When the muse was no longer a proper noun or a set image, the contemporary muse turned her gaze to her own body. This body—sculpted, trained, meeting all requirements—existed both virtually and in the real world. It was a body in urgent need of acknowledgment and unidirectional gaze. The bodies put forth by the film and television industries today are, to a large extent, carriers and embodiments of the pleasure economy and identity exchange. Under the gaze of the camera lens, these female bodies that have no disposition, only humanity. It is an identity that can be applied, pandered to, and consumed. But who do these constructed muses belong to? Where does the desire for the muse and the pleasure it acts out arise from? Can the muse be rejected? Cindy Sherman took these ambiguities of identity into her camera, acting and simulating to create her images. The lens captures both the flesh of the female body and a vague appearance, like the muse that has yielded to the history and authority of disguise. Under the gaze of the lens or naked eye, Sherman’s body is connected to the illusory female figure of the muse. The reality between these two depends on two dimensions: the makeup acting applied to Sherman, and the true existence of that movie, that scene, that role.
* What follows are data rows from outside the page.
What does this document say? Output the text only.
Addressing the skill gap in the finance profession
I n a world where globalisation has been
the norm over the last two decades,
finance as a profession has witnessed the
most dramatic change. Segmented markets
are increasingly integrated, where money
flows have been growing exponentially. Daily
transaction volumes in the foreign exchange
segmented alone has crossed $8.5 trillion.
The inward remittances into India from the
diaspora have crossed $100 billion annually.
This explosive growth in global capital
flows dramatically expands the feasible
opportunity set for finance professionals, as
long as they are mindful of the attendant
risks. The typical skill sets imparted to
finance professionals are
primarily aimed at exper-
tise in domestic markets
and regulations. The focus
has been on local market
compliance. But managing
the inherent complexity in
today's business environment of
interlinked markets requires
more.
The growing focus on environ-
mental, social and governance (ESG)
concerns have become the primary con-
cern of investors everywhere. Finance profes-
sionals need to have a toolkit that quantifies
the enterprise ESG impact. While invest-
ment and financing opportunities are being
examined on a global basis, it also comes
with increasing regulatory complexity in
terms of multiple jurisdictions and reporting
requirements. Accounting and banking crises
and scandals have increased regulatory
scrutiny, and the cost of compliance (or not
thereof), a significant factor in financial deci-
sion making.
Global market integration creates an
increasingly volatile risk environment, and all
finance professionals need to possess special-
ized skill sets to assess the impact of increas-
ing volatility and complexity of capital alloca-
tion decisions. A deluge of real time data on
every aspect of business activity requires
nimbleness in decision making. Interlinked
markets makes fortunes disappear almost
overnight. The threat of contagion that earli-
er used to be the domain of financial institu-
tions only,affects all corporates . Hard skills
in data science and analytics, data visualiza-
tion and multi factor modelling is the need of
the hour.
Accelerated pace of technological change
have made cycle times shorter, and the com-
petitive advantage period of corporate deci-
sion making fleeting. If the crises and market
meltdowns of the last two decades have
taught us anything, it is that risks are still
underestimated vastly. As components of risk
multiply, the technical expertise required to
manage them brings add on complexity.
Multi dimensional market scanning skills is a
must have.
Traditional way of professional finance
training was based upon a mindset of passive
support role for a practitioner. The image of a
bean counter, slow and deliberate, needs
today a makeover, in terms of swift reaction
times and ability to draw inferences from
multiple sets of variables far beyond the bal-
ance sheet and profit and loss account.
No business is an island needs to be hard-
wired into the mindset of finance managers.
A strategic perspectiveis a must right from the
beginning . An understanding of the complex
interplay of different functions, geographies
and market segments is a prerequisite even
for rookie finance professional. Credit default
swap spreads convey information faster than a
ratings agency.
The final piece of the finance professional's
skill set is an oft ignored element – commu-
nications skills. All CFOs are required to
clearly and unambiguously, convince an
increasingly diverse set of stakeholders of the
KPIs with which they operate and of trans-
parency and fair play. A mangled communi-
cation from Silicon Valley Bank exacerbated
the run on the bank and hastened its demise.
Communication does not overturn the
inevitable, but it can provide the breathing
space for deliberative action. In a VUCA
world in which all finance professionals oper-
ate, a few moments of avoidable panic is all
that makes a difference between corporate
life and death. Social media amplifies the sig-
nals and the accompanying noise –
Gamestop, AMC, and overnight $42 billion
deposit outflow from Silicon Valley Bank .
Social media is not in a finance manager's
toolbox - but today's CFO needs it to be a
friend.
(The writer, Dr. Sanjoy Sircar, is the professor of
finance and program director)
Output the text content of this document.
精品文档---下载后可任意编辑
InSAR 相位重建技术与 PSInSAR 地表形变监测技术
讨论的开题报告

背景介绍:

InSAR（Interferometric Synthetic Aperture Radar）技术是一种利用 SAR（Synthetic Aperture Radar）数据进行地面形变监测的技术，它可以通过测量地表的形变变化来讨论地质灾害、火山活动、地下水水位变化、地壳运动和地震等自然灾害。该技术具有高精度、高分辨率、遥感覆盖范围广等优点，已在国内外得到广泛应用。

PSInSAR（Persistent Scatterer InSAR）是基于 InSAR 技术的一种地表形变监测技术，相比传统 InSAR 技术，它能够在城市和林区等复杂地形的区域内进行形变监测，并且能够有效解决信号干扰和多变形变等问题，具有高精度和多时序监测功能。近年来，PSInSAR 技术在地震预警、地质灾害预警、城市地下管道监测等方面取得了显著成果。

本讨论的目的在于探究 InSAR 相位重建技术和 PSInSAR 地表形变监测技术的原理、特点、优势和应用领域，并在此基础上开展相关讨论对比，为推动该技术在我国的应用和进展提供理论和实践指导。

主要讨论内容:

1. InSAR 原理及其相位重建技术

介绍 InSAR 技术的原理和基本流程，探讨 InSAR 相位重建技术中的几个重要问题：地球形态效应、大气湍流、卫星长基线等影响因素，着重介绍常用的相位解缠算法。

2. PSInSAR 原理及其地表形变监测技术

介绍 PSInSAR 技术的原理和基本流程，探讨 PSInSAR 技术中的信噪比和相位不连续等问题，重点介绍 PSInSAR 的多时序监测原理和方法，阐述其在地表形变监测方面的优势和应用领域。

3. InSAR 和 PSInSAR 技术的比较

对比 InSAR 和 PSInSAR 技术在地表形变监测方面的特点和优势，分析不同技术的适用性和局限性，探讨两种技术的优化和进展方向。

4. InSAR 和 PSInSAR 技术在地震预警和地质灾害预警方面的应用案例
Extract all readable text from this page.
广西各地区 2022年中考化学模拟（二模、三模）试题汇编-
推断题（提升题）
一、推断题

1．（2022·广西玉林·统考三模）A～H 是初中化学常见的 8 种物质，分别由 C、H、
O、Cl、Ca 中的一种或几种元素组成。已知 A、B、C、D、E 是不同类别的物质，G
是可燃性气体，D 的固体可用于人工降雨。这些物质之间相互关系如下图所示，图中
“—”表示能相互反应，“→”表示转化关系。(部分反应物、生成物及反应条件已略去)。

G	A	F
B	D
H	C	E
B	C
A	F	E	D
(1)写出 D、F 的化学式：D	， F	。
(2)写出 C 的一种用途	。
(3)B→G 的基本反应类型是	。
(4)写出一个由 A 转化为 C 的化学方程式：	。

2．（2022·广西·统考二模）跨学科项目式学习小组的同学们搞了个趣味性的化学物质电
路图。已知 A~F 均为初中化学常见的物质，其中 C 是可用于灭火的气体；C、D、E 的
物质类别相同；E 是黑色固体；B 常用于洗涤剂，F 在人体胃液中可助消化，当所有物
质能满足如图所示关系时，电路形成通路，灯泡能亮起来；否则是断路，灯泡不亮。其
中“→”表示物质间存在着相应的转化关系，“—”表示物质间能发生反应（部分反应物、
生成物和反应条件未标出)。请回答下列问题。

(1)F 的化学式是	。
The contemporary muse and the representation of femininity it embodies have long been an over-consumed symbol. They have been unceasingly produced, duplicated, and arranged until exhaustion, at which point they became empty signifiers. The catalyst and motivator for such a progression is the gaze (of the lens, the eye, or virtual reality). At this point, the pragmatics of the muse has developed to its zenith, and the word carries too many images and meanings. It is bogged down, and has become as fragile as glass. The muse as a feminine identity has likewise become muddled. What is a woman? Is she simply another kind of man established by custom and tradition (as in Judith Butler)? Just as the muse exists for the inspiration and rationality of man, so are women the natural, unsculpted disorder that has been inhibited and suppressed in the male body. They push men to a homesickness and horror which drives their eternal pursuit (as for Luce Irigaray), just as the dark muse holds within her the appeal of madness, the seeds of Bacchus. Perhaps the muse does not exist. As Lacan said, women do not exist. Instead, they are merely structures built by male phallocentric obsession, a citation or expropriation of the other, an imagined and desired partner, a subject writ small. The true female is forever missing. She is an image that cannot be described, a symbol that is constantly being replaced, an important other which does not exist and yet is everywhere in imaginations and desires. It’s true, we cannot say anything about the muse, nor can we say everything about the human. In this sense, the muse is simply a symptom of our condition.